Michail Afanas'evič Bulgakov lebte von 1891 bis 1940. Er schrieb zahlreiche satirische Erzählungen, in denen er meist bestimmte Aspekte der Sowjetideologie zur Zielscheibe machte. In Hundeherz (Sobač'e serdce) zum Beispiel die von den Bolschewisten propagierte Erschaffung eines gänzlich neuen Menschen durch den Kommunismus. Bulgakov verfaßte auch einige nichtsatirische Werke, in denen er allerdings ebenfalls immer Kritik an Aspekten der Sowjetherrschaft übte. In Das Leben des Herrn de Molière (Žizn' gospodina de Mol'era) thematisierte er den Konflikt zwischen dem Schriftsteller Molière und dem absolutistischen Staat. Die weiße Garde (Belaja gvardija) war das erste russische Werk, in dem die Weißen (also die Gegner der Bolschewiki im Bürgerkrieg) nicht als blutrünstige Verbrecher dargestellt wurden. Von einigen Erzählungen fertigte Bulgakov auch Bühnenfassungen an. Viele seiner Werke wurden zwar veröffentlicht, allerdings nur in stark zensierten Fassungen; die Originale wurden erst in der Zeit der Glasnost' publiziert und aufgeführt. Angesichts seiner bissigen Satiren auf die unmenschliche Seite der Sowjetherrschaft und absurde Aspekte der sowjetischen Ideologie kann es durchaus erstaunen, daß Bulgakov nicht nur überlebte, sondern sogar in Freiheit überlebte. Zu verdanken war dies der persönlichen Protektion Stalins.
Der Meister und Margarita
Im stalinistischen Moskau der dreißiger Jahre treffen ein Lyriker und ein Redakteur in einem Park auf einen Ausländer, der sie in ein Gespräch über Religion zieht. Als linientreue Kommunisten leugnen beide die Existenz nichtmaterieller Wesen und spotten über die Jesus-Verehrung aller christlichen Religionen. Hocherfreut stimmt der Fremde diesem Spott zu, besteht allerdings auf der Authentizität von Christus' Leben und Tod: Er sei selbst dabei gewesen und könne dafür bürgen. Er erzählt daraufhin die Geschichte von Jeshua Hanosri, der in Jerusalem vor Pontius Pilatus angeklagt und zum Tod verurteilt wurde. Den beiden Literaten, die ihn auslachen, prophezeit er nebenbei eine triste Zukunft: schnellen Tod dem einen und Geisteskrankheit dem anderen. Als kurz darauf der eine der beiden unter die Straßenbahn gerät, packt den anderen das nackte Grauen, und als er im Schock der Polizei alles haargenau erzählt, landet er in einer psychiatrischen Klinik.
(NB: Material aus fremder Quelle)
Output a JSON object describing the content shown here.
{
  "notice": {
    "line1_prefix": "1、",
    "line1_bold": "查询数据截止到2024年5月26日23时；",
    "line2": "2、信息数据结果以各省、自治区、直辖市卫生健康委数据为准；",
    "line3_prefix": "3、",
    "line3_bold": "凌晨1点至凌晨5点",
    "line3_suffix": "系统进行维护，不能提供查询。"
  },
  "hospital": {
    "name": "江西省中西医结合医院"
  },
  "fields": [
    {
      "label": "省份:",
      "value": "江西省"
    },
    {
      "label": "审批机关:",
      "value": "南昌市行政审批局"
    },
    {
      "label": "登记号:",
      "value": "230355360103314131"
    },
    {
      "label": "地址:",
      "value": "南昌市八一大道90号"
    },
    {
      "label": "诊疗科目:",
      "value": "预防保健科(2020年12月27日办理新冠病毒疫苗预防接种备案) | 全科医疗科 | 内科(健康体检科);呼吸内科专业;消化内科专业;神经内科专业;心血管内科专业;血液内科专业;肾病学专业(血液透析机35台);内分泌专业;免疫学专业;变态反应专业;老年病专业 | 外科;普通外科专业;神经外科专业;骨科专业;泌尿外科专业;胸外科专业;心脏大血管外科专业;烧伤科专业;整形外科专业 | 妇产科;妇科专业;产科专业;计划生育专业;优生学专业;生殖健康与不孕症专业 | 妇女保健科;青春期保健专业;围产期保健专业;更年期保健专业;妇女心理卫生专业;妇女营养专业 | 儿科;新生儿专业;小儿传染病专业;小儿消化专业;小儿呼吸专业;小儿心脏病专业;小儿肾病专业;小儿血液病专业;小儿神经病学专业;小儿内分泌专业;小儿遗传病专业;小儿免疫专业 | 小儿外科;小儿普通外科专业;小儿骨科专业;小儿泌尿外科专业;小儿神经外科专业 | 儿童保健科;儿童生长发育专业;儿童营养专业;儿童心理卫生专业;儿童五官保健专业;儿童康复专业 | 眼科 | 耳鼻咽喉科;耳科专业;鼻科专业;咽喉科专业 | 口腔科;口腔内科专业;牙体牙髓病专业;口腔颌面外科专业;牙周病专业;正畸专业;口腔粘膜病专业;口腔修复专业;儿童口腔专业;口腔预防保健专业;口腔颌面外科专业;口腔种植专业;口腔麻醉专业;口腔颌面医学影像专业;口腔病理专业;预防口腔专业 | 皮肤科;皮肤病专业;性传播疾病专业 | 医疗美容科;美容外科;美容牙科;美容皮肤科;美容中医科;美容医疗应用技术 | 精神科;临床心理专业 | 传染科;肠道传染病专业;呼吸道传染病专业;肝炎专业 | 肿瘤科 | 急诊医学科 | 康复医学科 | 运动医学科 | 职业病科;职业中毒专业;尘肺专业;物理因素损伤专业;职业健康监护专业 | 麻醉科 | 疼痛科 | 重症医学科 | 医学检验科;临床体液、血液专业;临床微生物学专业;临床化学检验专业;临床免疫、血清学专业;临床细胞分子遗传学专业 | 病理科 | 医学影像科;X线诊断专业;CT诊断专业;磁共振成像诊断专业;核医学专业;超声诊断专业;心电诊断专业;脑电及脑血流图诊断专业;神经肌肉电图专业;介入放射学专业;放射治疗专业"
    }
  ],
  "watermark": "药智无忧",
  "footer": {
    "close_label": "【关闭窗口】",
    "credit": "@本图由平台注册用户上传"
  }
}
Der mit seinen kulturellen Wurzeln vertraute Leser merkt natürlich schnell, daß es der Teufel persönlich ist, der da mit den beiden Männern spricht, und ist nicht weiter erstaunt, wenn dieser bald darauf ganz Moskau auf den Kopf stellt. Zusammen mit seinem märchenhaften Gefolge hält er die Vertreter der Bürokratie zum Narren, erschüttert ihr Leben, ruiniert ihre Karriere. Vor allem trifft es die Vertreter des Literatur- und Kunstbetriebs, die nichts Immaterielles mehr anerkennen, nur an materiellen Vorteilen und sexuellen Ausschweifungen interessiert sind. Während der Teufel in Moskau sein Spiel treibt, landen immer mehr Menschen in der Irrenanstalt, weil sie die Wahrheit über die Ereignisse sagen, behaupten, es gebe mehr als nur das logisch Erklärbare, oder einfach nur, weil sie den materiellen Zielen anderer im Wege stehen.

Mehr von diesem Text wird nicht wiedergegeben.